S'agissant des établissements privés implantés à l'intérieur comme en dehors du territoire de la Commune, il est proposé de maintenir la participation trimestrielle au même montant que l'année scolaire précédente.
Les montants des participations dépendent des dépenses de fonctionnement de chaque établissement et sont détaillés par établissement dans chacune des délibérations.
Je vous propose d'approuver le principe et le montant de ces Participations. »
JP Meyer : « Une demande de précision qui apparait dans la note 24 ou 25. Concernant l’externat Saint
Joseph, ça concerne combien d’élèves ? »
P. Aubert : « A chaque fois, c’est 50 euros. Donc, il faudrait faire la division. »
JP Meyer : « Non non, on n’y arrive pas comme ça. Dans la délibération numéro 24, il y a « soit 121
enfants », c’est précisé, c’est net. Concernant la délibération 23, ça n’y figure pas. »
P. Aubert : « Ce n’est pas encore remonté. »
JP Meyer : « D'accord. Donc, ce sont des précisions qui me seront données ultérieurement, j’en prends
acte. Je veux seulement préciser, comme je le fais à chaque fois que cette question vient en
délibération, conformément aux dispositions légales, auprès de notre conseil municipal, c’est un
désaccord fondamental que j’ai avec ce dispositif car je considère que les moyens financiers publics
doivent prioritairement et exclusivement aller au système éducatif de la République. »
« Ceci étant dit, il y a une loi et, bien évidemment, on ne s’oppose pas à la loi, mais on peut contribuer
à la faire modifier. C’est pour cette raison que je m’abstiendrai sur ces trois points. À contrario,
d’ailleurs du point suivant qui viendra après, qui concerne directement les enfants. C’est l’aide aux
loisirs pour les enfants et dans ce cadre-là, il n’est pas question qu’il y ait la moindre ségrégation qui
puisse s’opérer, je voterai positivement pour le point 26 lorsqu’il viendra en délibération. »
Page 27 sur 35P. Aubert : « D’autre part je voulais préciser que demain c’est la fête des traditions des enfants, au
Cabanon des Vignes. Combien d’écoles y participent, Jean-Luc ? »

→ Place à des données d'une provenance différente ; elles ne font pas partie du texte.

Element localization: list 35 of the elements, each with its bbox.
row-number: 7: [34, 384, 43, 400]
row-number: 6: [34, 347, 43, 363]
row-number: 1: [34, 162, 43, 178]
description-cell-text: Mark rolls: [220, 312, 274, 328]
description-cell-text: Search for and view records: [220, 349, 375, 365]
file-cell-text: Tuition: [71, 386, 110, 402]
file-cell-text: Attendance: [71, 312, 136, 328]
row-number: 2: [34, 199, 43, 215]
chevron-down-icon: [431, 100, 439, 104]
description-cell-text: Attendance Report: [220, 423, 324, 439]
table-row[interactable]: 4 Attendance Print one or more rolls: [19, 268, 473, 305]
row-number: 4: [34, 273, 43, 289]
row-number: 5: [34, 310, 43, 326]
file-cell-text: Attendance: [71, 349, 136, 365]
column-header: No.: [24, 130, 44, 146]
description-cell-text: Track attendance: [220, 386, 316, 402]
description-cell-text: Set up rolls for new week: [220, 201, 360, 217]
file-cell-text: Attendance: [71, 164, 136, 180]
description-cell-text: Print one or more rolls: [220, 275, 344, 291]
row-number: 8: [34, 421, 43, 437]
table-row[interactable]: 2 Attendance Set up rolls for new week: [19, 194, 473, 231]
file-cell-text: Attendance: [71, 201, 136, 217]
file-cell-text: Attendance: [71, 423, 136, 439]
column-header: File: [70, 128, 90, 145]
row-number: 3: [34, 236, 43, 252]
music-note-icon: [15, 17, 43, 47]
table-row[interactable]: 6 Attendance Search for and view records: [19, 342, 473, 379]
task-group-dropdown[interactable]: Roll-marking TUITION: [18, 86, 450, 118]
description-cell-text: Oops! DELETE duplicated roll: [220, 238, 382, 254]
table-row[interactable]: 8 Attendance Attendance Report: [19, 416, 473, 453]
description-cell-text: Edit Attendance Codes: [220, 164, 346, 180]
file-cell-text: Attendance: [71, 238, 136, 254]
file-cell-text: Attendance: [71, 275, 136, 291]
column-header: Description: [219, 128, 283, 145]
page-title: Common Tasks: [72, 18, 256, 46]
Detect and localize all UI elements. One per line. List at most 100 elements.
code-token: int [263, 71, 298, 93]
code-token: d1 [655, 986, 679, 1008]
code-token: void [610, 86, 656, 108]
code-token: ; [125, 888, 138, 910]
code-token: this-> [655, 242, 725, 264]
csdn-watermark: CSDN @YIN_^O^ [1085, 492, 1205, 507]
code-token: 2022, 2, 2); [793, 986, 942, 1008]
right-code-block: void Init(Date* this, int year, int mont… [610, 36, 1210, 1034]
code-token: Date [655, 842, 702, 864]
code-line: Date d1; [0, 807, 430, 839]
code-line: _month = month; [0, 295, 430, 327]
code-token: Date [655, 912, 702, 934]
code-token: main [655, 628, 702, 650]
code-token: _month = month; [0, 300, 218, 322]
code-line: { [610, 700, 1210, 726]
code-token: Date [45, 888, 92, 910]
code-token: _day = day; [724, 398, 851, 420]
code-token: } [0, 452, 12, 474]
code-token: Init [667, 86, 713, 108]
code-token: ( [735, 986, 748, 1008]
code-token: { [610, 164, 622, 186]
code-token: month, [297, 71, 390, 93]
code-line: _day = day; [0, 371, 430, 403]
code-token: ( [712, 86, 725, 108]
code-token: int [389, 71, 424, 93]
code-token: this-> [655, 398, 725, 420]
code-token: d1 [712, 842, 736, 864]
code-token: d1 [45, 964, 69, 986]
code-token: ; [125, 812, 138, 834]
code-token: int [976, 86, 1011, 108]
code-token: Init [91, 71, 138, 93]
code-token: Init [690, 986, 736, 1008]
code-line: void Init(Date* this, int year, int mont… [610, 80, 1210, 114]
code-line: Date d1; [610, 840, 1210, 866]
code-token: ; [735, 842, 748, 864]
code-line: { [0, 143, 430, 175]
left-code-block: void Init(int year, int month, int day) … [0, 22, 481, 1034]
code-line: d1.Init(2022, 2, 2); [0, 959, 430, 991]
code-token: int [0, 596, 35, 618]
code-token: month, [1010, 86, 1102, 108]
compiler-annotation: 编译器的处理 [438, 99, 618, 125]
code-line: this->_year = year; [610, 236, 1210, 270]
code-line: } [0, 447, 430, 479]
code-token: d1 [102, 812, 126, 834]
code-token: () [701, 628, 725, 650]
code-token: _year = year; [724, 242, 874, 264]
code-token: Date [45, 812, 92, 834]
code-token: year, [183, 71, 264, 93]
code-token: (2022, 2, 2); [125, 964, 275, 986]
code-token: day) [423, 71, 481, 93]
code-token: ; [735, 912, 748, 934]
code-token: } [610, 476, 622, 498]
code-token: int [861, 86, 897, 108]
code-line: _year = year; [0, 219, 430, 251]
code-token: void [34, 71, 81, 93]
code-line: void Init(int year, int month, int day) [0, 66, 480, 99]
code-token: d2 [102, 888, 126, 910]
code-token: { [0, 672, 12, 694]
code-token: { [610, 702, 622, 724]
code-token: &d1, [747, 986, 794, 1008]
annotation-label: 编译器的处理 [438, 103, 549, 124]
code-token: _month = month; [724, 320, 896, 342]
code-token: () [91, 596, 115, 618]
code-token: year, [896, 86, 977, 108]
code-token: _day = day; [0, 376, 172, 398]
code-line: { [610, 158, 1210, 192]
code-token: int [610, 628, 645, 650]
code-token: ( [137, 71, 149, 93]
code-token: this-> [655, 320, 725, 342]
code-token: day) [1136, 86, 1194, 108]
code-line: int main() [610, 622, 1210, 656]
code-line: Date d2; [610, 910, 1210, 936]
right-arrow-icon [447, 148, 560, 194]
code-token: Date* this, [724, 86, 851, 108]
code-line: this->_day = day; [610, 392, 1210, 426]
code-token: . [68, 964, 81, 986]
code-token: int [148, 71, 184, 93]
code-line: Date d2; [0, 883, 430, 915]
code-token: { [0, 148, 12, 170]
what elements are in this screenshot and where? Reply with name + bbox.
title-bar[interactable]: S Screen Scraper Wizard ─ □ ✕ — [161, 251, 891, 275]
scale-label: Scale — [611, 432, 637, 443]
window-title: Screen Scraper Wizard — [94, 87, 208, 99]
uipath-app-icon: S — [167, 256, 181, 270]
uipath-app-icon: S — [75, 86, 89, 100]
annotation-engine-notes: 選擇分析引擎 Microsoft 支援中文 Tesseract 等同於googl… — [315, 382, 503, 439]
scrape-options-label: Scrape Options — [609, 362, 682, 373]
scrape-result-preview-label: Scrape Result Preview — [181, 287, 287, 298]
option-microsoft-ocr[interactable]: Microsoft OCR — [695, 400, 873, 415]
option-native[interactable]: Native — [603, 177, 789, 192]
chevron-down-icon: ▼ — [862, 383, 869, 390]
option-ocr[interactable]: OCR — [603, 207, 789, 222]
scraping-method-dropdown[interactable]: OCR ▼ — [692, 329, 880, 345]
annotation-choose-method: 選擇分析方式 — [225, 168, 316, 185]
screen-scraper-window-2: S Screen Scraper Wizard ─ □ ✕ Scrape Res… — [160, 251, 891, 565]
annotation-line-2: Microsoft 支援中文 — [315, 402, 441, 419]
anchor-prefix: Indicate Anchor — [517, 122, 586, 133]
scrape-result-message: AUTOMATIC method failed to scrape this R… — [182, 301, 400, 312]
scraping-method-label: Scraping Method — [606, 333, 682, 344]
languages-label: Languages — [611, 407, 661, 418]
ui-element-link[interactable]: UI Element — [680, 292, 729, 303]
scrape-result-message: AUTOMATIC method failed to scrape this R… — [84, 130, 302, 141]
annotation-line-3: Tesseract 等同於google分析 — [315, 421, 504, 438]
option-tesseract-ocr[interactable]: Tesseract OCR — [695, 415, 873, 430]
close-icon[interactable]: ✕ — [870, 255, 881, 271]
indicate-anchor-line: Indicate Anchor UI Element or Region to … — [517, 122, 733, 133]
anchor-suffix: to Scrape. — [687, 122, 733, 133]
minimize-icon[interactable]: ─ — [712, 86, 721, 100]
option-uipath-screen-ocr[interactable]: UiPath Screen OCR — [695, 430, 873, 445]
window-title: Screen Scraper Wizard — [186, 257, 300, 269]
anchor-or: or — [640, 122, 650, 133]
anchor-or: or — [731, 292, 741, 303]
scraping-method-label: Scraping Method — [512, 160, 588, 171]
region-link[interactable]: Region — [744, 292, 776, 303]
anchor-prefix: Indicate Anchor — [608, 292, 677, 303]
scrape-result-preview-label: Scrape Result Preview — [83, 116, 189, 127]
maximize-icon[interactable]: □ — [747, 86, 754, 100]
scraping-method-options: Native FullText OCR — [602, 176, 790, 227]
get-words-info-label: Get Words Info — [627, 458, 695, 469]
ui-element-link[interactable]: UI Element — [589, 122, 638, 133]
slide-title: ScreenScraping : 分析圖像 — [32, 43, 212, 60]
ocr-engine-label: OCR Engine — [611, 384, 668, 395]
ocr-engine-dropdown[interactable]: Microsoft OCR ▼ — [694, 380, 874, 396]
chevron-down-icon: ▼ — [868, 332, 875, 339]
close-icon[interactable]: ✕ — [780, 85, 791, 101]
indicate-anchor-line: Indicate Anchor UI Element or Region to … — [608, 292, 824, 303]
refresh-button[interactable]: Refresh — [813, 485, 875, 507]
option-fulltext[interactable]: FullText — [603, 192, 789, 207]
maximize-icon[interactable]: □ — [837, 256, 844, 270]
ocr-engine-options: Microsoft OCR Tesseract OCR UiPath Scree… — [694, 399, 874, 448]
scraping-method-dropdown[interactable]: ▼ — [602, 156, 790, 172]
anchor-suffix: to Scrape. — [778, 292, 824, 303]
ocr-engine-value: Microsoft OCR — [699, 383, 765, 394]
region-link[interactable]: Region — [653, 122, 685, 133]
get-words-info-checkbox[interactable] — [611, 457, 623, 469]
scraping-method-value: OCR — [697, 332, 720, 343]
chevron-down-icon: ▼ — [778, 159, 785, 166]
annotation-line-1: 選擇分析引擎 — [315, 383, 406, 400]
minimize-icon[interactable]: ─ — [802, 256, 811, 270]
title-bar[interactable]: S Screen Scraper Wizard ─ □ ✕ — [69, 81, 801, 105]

JL Granet : «21 classes. De Sanary. »
P. Aubert : « 21 classes de Sanary. Les cinq écoles. »
JL Granet : « Saint Jean aussi. »
Pour : 27
Abstentions : 1
MEYER Jean-Pierre
Adoptée à la majorité des voix exprimées
Délibération Adoptée point 164
Vu le code de l’éducation et notamment l’article L. 442-5
La Commune participe aux dépenses de fonctionnement de l’externat Saint Joseph, proportionnellement au nombre d’enfants sanaryens inscrits dans le cycle primaire.
Le montant de la participation communale aux charges de fonctionnement de l’externat Saint Joseph s’élevait pour l’année scolaire 2023-2024 à 160 € par trimestre et par élève, soit 480 euros par an et par enfant.
Pour l’année 2024-2025, il est proposé de reconduire cette participation dans les mêmes conditions tarifaires.
Cette participation sera versée conformément à la liste des effectifs, fournie chaque trimestre par lPétablissement.
Par conséquent, il est demandé au Conseil municipal de bien vouloir :
+ Approuver l’exposé qui précède
+ Approuver le montant de la participation par élève,
+ Prévoir que la dépense sera imputée au budget de la commune
Délibération Adoptée point 165
Vu le code de l’éducation et notamment l’article L. 442-5
La Commune participe aux dépenses de fonctionnement de l’école privée Saint-Jean de Sanary, proportionnellement au nombre d’enfants sanaryens inscrits, soit 121 enfants à ce jour.
Pour l’année 2024-2025, il est proposé de reconduire cette participation dans les mêmes conditions tarifaires que pour l’année 2023-2024, soit 234,15 € par enfant et par trimestre.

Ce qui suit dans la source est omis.